Camargue Province

The Camargue (Camarga or Camargo in Occitan) is the space formed by the swampy delta of the Rhone River.

Camargue is a spacious strip of land of 145,300 hectares in southern France, situated geographically between the two main arms of the Rhone delta and the Mediterranean Sea.  The territory spreads to the east to the plain of the Crau, to the west to Aigues-Mortes, and to the north to Beaucaire.  It therefore comprises the departments of Bouches-du-Rhone and Gard.

Camargue is categorized as three parts, being Petite Camargue, in the west of the Petit Rhone, Grande Camargue, between the two arms of the Rhone, and Plan du Bourg, east of the Grand Rhone.

Camargue is located mainly in the territory of the municipalities of Arles, which is the largest town in metropolitan France, Saintes-Maries-de-la-Mer, and Port St. Louis du Rhone.    The northern part is made up of farmland, and the southern part consists of marshes and salt lakes which form a particular ecosystem.  This ecosystem has vegetation consisting mainly of samphire and salt-tolerant plants The Etang du Vaccares (Pond of Vaccares) is in the centre of Camargue, and the stretch along the sea is lined with salt ponds.

It is also an area for raising horses and bulls, rice farming and salt mining (from the salt marshes).  Its particular flora and fauna led to the creation of a national nature reserve in 1927, encompassing 13,117 hectares.  The Regional Natural Park of Camargue was created in 1970 on 30,000 hectares. The annual evaporation rate is more important than the contribution from rainfall.  It is the river that makes the difference and thus helps the region avoid being burned by salt.

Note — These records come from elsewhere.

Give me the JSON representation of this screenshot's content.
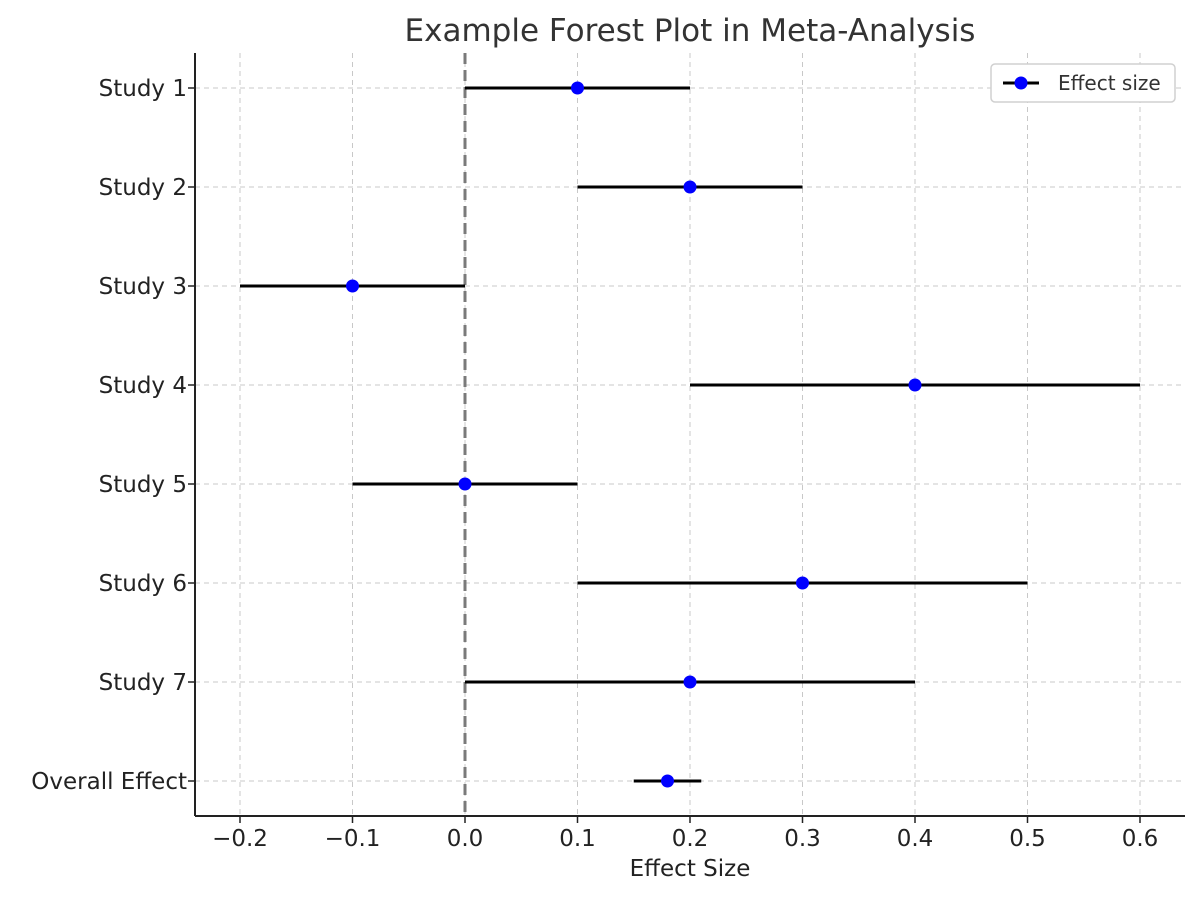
{
  "chart_data": {
    "type": "scatter",
    "title": "Example Forest Plot in Meta-Analysis",
    "xlabel": "Effect Size",
    "ylabel": "",
    "xlim": [
      -0.24,
      0.64
    ],
    "xticks": [
      -0.2,
      -0.1,
      0.0,
      0.1,
      0.2,
      0.3,
      0.4,
      0.5,
      0.6
    ],
    "xtick_labels": [
      "−0.2",
      "−0.1",
      "0.0",
      "0.1",
      "0.2",
      "0.3",
      "0.4",
      "0.5",
      "0.6"
    ],
    "categories": [
      "Study 1",
      "Study 2",
      "Study 3",
      "Study 4",
      "Study 5",
      "Study 6",
      "Study 7",
      "Overall Effect"
    ],
    "series": [
      {
        "name": "Effect size",
        "values": [
          0.1,
          0.2,
          -0.1,
          0.4,
          0.0,
          0.3,
          0.2,
          0.18
        ],
        "ci_lower": [
          0.0,
          0.1,
          -0.2,
          0.2,
          -0.1,
          0.1,
          0.0,
          0.15
        ],
        "ci_upper": [
          0.2,
          0.3,
          0.0,
          0.6,
          0.1,
          0.5,
          0.4,
          0.21
        ]
      }
    ],
    "reference_line": 0.0,
    "grid": true,
    "legend": "top-right",
    "colors": {
      "marker": "#0000ff",
      "ci": "#000000",
      "reference": "#7a7a7a",
      "grid": "#c8c8c8"
    }
  }
}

The Camargue is a site of both European importance and major national importance for local birds, for migratory, and especially for wintering birds.   From 2000-2005, the site has been ranked as the number one location in France for its number of wintering birds each year. Approximately 122,000 birds can be found in the Camargue, followed by the Arcachon basin, which hosts 105,000. The Camargue is also known for its pink flamingos.

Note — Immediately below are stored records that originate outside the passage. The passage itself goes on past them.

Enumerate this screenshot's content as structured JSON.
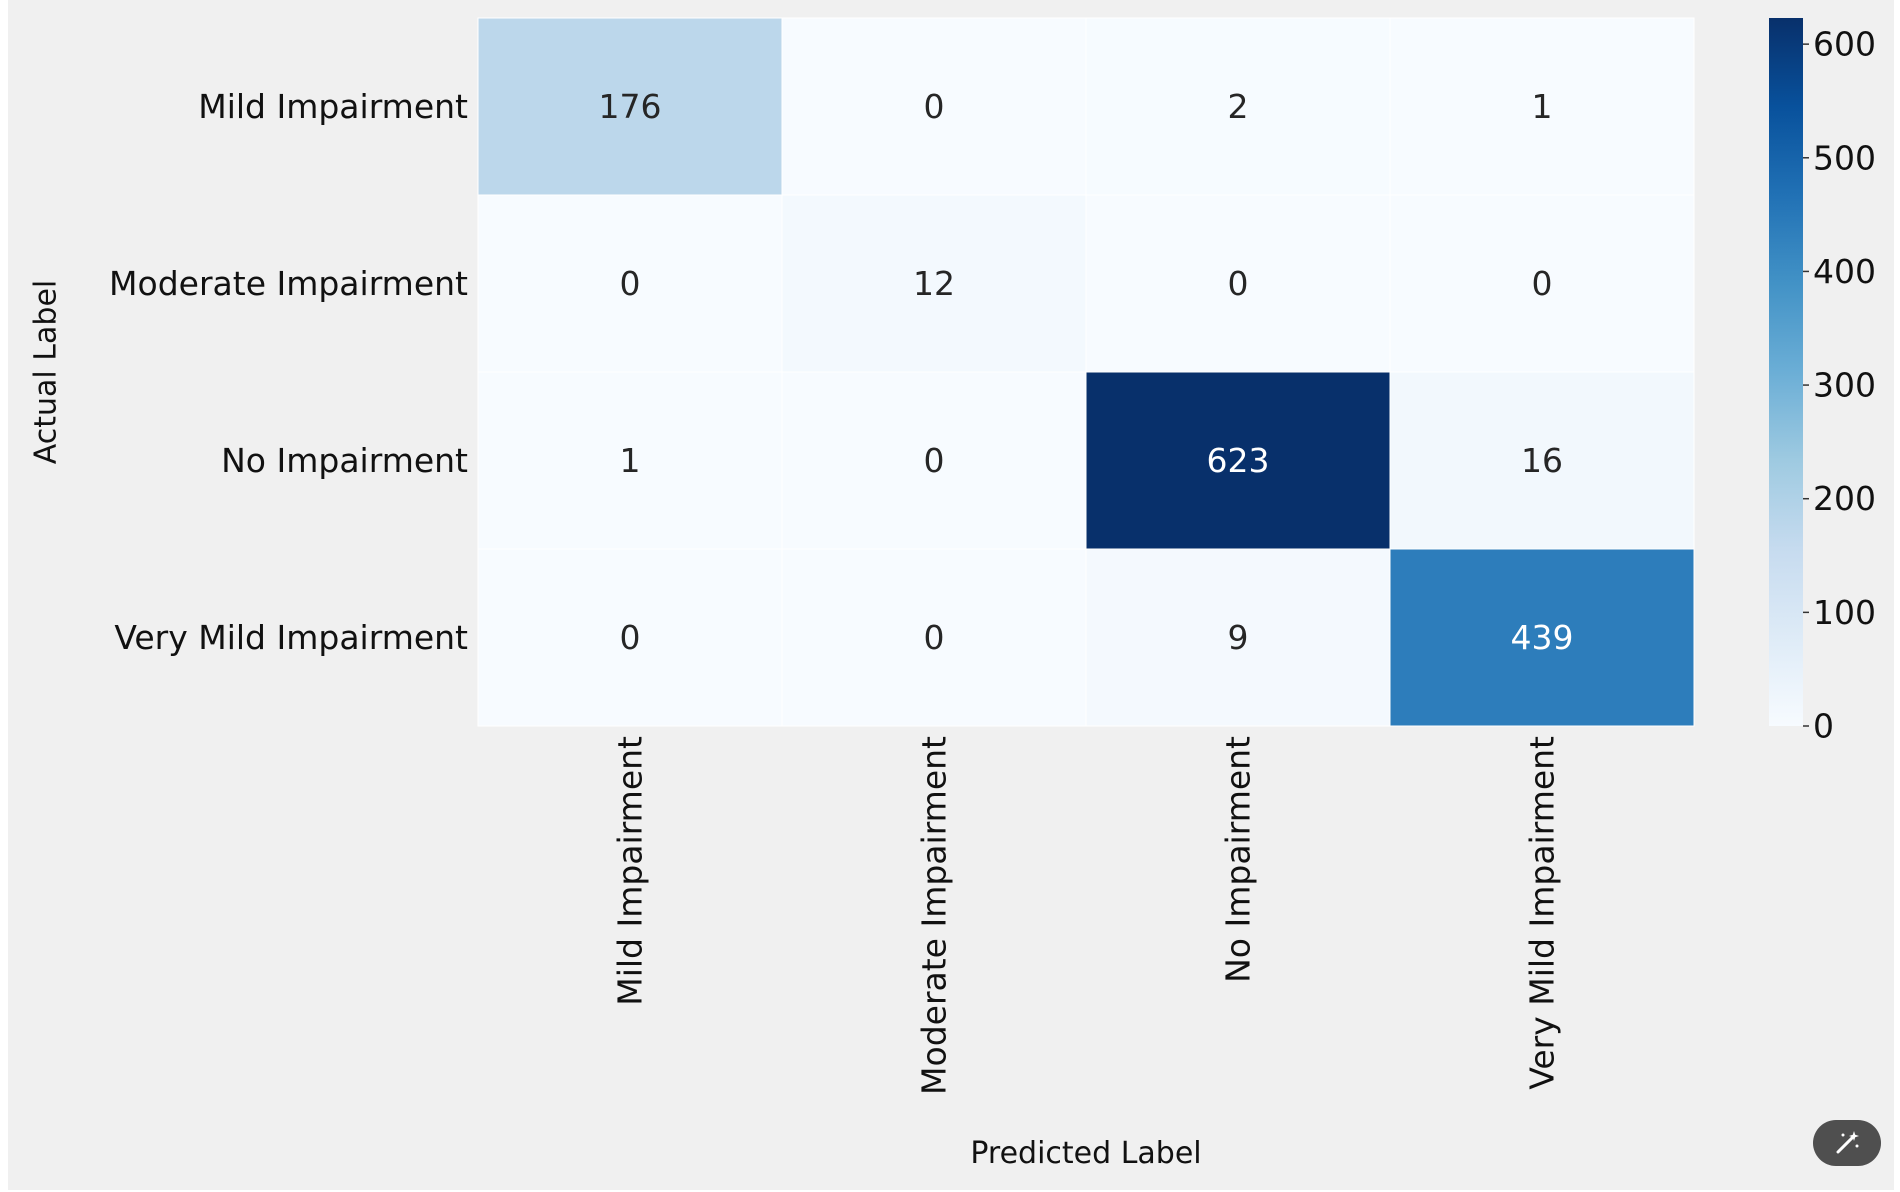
{
  "chart_data": {
    "type": "heatmap",
    "title": "",
    "xlabel": "Predicted Label",
    "ylabel": "Actual Label",
    "x_categories": [
      "Mild Impairment",
      "Moderate Impairment",
      "No Impairment",
      "Very Mild Impairment"
    ],
    "y_categories": [
      "Mild Impairment",
      "Moderate Impairment",
      "No Impairment",
      "Very Mild Impairment"
    ],
    "values": [
      [
        176,
        0,
        2,
        1
      ],
      [
        0,
        12,
        0,
        0
      ],
      [
        1,
        0,
        623,
        16
      ],
      [
        0,
        0,
        9,
        439
      ]
    ],
    "colormap": "Blues",
    "colorbar": {
      "min": 0,
      "max": 623,
      "ticks": [
        0,
        100,
        200,
        300,
        400,
        500,
        600
      ]
    },
    "grid": false
  },
  "toolbar": {
    "icon": "magic-wand-icon"
  }
}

The coasts of the Camargue undergo intense and contrasting transformations.  There are areas of sea erosion around Saintes-Maries-de-la-mer, and opposite Faraman there are areas of deposits and silting, primarily around the mouth of the Grand Rhone Beauduc and lighthouse Espiguette (Grau-du-Roi). And, because the area is in the delta lowlands, it has begun to feel the effects of global warming.  These effects include rising salt content, which is linked to the rising sea level.